Today’s flower arrangers are spoilt for choice. Wonderful natural material is available from around the globe, all the year round. Fifty years ago one had to rely on what was grown in season in one’s own garden or the limited range stocked by the local florist whose main business was supplying weddings and funerals.
It’s the same with artificial flowers. Remember those awful plastic examples from Hong Kong, heavily molded lurid reds and greens that fooled no one? Today, artificial flowers and foliage can be unbelievably life like, but until very recent times there was only another source of artificial flowers for the ordinary home: from the Romanies or Gypsies. These itinerant folk have been wandering the English lanes for the last five hundred years. They originated in northern India from where they started their migration west over a thousand years ago. Why they suddenly left their native land is still an unsolved mystery to scholars.
Romanies have always lived just outside ‘normal’ society and learned to live with and from nature.
We have all heard of their exploits regarding poaching, taking just what they needed from the wild to survive, but no more. This ethos ran through nearly all that they did.
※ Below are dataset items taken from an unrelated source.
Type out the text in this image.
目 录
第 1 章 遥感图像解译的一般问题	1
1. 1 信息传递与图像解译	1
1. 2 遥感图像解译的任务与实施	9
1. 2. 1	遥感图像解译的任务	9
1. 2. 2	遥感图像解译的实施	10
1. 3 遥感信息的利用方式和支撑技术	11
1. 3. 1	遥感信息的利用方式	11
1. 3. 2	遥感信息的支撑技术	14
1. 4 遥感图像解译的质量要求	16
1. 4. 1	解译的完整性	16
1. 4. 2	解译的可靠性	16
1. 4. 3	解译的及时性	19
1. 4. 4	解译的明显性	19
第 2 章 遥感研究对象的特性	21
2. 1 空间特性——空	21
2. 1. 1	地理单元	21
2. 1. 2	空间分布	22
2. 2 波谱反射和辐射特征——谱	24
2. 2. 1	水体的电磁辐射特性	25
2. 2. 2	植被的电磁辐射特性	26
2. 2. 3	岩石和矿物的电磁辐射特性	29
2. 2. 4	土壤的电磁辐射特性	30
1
It was the same with their traditional crafts whether peg making or weaving baskets, they took from the hedgerows the Hazel and Willow freely provided. This was working with nature, and the more that Hazel and Willow are cut the more it will grow, it was using a renewable resource.
Another of the Romany crafts was making artificial flowers. Various materials were used, pink and red roses were expertly moulded by hand from candle wax and fixed to twigs. Coloured crepe paper was cut with scissors, deftly folded, tweaked and wired onto a single twig stem.
The most impressive blooms however were created from wood, Elder being the Romanies’ preferred material.
Elder produces extremely fine ‘petals’, flower heads in excess of six inches were common and resembled large Chrysanthemums. I have seen similar flowers made by gypsies in Eastern and central Europe, it seems to be a deep-seated tradition.
A short peg knife is the only tool required. The Elder should ideally be from two /three-year-old shoots cut into manageable lengths of about eighteen inches long. The knife is used to remove the bark, then with the back of the knife held firm against the knee the stem is pulled against the knife blade to produce a long curly shaving. This is the first of many petals that are subsequently created in turn; one next to the other as the wooden stem is slowly rotated and pulled against the blade. This continues until the flower head is released from the Elder stem. The next step is to mount the flower head on to a suitable looking stem. There was no need to drill a hole in the base of the flower, as the central pith of the Elder was soft enough to allow the proposed stalk to be pushed in. Privet was the favorite choice with its straight growth and shiny dark green leaves.
The Privet was usually ‘harvested’ after dark from the hedges of cottager’s who would often unwittingly buy back their own Privet, complete with flower heads the following day as the Romany women went selling door to door. Some flowers were sold natural, other were softly coloured, either by using natural vegetable or fruit stains or the leached-out dyes from crepe paper put into a bucket of water.
I learnt the craft from an old Romany called ‘Gypsy John’ whose proud boast was that he was born in a traditional Gypsy wagon at Stow in the wold’s annual Horse fair. I have demonstrated making Gypsy flowers at country and craft events for over twenty-five years now. Rather than using the peg knife method I use my homemade ‘Flower Horse’, a simple three legged stool contraption that contains a horizontal knife blade. I find the public never cease to be enthralled when they witness a flower made from wood evolve in front of them in just ninety seconds. Rather than use Elder I have come to prefer Hazel wood as it is very predicable and grows in abundance in my native Chiltern Hills.